In Android 2, there were many buffer management systems. In Android 4, all of this is unified under SurfaceTexture. This is made possible by the great flexibility of SurfaceTexture:

  • SurfaceTexture supports both synchronous and asynchronous modes.
  • SurfaceTexture supports generic multi-buffering: it can have any number of buffers between 1 and 32.


Examples:

  • The Codec/Camera code configures it to have several buffers (depending on hardware, for instance 9 buffers for camera preview on Unagi) and run asynchronously
  • SurfaceFlinger (the Android compositor) configures it to have 2--3 buffers (depending on BSP) and run synchronously.
  • Google Miracast uses it to encode OpenGL-rendered surfaces on-the-fly.


Let us now describe how the client-server SurfaceTexture system allocates GraphicBuffer's, and how both the client and server sides keep track of these shared buffer handles. Again, SurfaceTexture is the server-side class, while SurfaceTextureClient is the client-side class. Each of them stores an array of GraphicBuffers, which is called mSlots in both classes. The GraphicBuffer objects are separate instances in SurfaceTexture and in SurfaceTextureClient, but the underlying buffer handles are the same. The mechanism here is as follows. The client side issues a SurfaceTextureClient::dequeueBuffer call to get a new buffer to paint to. If there is not already a free buffer in mSlots, and the number of buffers is under the limit (e.g. 3 for triple buffering), it sends an IPC message that results in a call to SurfaceTexture::dequeueBuffer which allocates a GraphicBuffer. After this transaction, still inside of SurfaceTextureClient::dequeueBuffer, another IPC message is sent, that results in a call to SurfaceTexture::requestBuffer to get the GraphicBuffer serialized over IPC back to it, using GraphicBuffer::flatten and GraphicBuffer::unflatten, and cache it into its own mSlots. The mSlots arrays on both sides mirror each other, so that the two sides can refer to GraphicBuffer's by index. This allows the client and server side to communicate with each other by passing only indices, without flattening/unflattening GraphicBuffers again and again.

Let us now describe what happens in SurfaceTextureClient::dequeueBuffer when there is no free buffer and the number of buffers has already met the limit (e.g. 3 for triple buffering). In this case, the server side (SurfaceTexture::dequeueBuffer) will wait for a buffer to be queued, and the client side waits for that, so that SurfaceTextureClient::dequeueBuffer will not return until a buffer has actually been queued on the server side. This is what allows SurfaceTexture to support both synchronous and asynchronous modes with the same API.

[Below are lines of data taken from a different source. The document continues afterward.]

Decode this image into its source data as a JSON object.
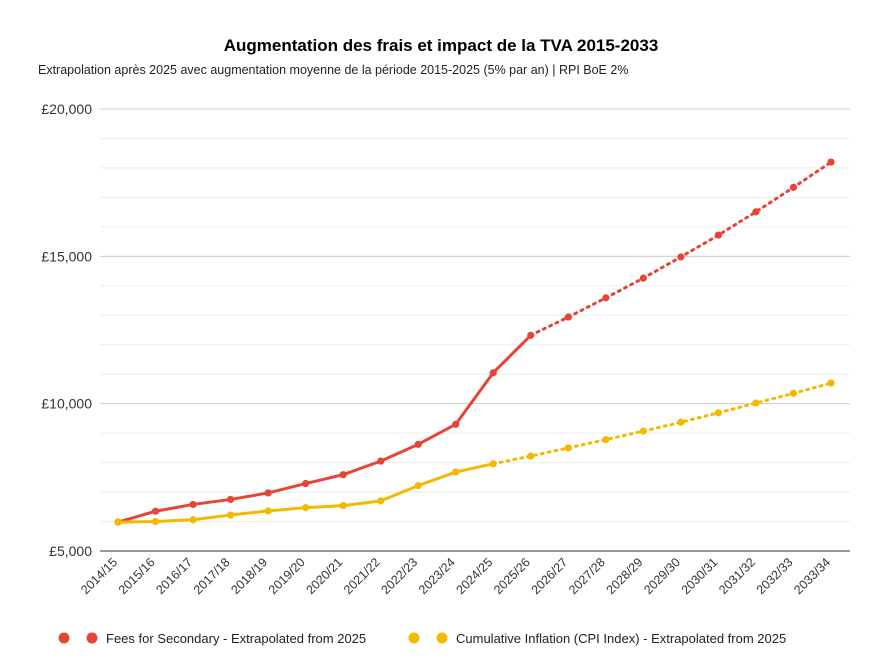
{
  "chart_data": {
    "type": "line",
    "title": "Augmentation des frais et impact de la TVA 2015-2033",
    "subtitle": "Extrapolation après 2025 avec augmentation moyenne de la période 2015-2025 (5% par an) | RPI BoE 2%",
    "xlabel": "",
    "ylabel": "",
    "categories": [
      "2014/15",
      "2015/16",
      "2016/17",
      "2017/18",
      "2018/19",
      "2019/20",
      "2020/21",
      "2021/22",
      "2022/23",
      "2023/24",
      "2024/25",
      "2025/26",
      "2026/27",
      "2027/28",
      "2028/29",
      "2029/30",
      "2030/31",
      "2031/32",
      "2032/33",
      "2033/34"
    ],
    "ylim": [
      5000,
      20000
    ],
    "yticks": [
      5000,
      10000,
      15000,
      20000
    ],
    "ytick_labels": [
      "£5,000",
      "£10,000",
      "£15,000",
      "£20,000"
    ],
    "grid": true,
    "legend_position": "bottom",
    "series": [
      {
        "name": "Fees for Secondary - Extrapolated from 2025",
        "color": "#e74436",
        "values": [
          5980,
          6350,
          6580,
          6750,
          6970,
          7290,
          7590,
          8050,
          8620,
          9300,
          11050,
          12320,
          12940,
          13590,
          14260,
          14980,
          15720,
          16510,
          17340,
          18200
        ],
        "solid_until_index": 11
      },
      {
        "name": "Cumulative Inflation (CPI Index) - Extrapolated from 2025",
        "color": "#f4b800",
        "values": [
          5980,
          6000,
          6060,
          6220,
          6360,
          6470,
          6540,
          6700,
          7220,
          7680,
          7960,
          8220,
          8500,
          8780,
          9070,
          9370,
          9690,
          10020,
          10350,
          10700
        ],
        "solid_until_index": 10
      }
    ]
  }
}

Let us now explain how synchronous mode works. In synchronous mode, on the client side, inside of eglSwapBuffers, when ANativeWindow::queueBuffer is called to present the frame, it sends the index of the rendered buffer to the server side. This causes the index to be queued into SurfaceTexture::mQueue for rendering. SurfaceTexture::mQueue is a wait queue for frames that want to be rendered. In synchronous mode, all the frames are shown one after another, whereas in asynchronous mode frames may be dropped.

Let us now explain how SurfaceFlinger (the Android compositor) uses this system to get images onto the screen. Each time SurfaceTexture::queueBuffer is called, it causes SurfaceFlinger to start the next iteration of the render loop. In each iteration, SurfaceFlinger calls SurfaceTexture::updateTexImage to dequeue a frame from SurfaceTexture::mQueue and bind that GraphicBuffer into a texture, just like we do in GrallocTextureHostOGL::Lock.

The magic part is that SurfaceFlinger does not need to do the equivalent of GrallocTextureHostOGL::Unlock. In our case, we have a separate OpenGL texture object for each TextureHost, which typically (at least in the case of a ContentHost) represent one buffer each (so a double-buffered ContentHost has two TextureHost's). So we have to unbind the GraphicBuffer from the OpenGL texture before we can hand it back to the content side --- otherwise it would remain locked for read and couldn't be locked for write for content drawing. By contrast, SurfaceFlinger does not need to worry about this because it uses only one OpenGL texture, so that when it binds a new GraphicBuffer to it for compositing, that automatically unbinds the previous one!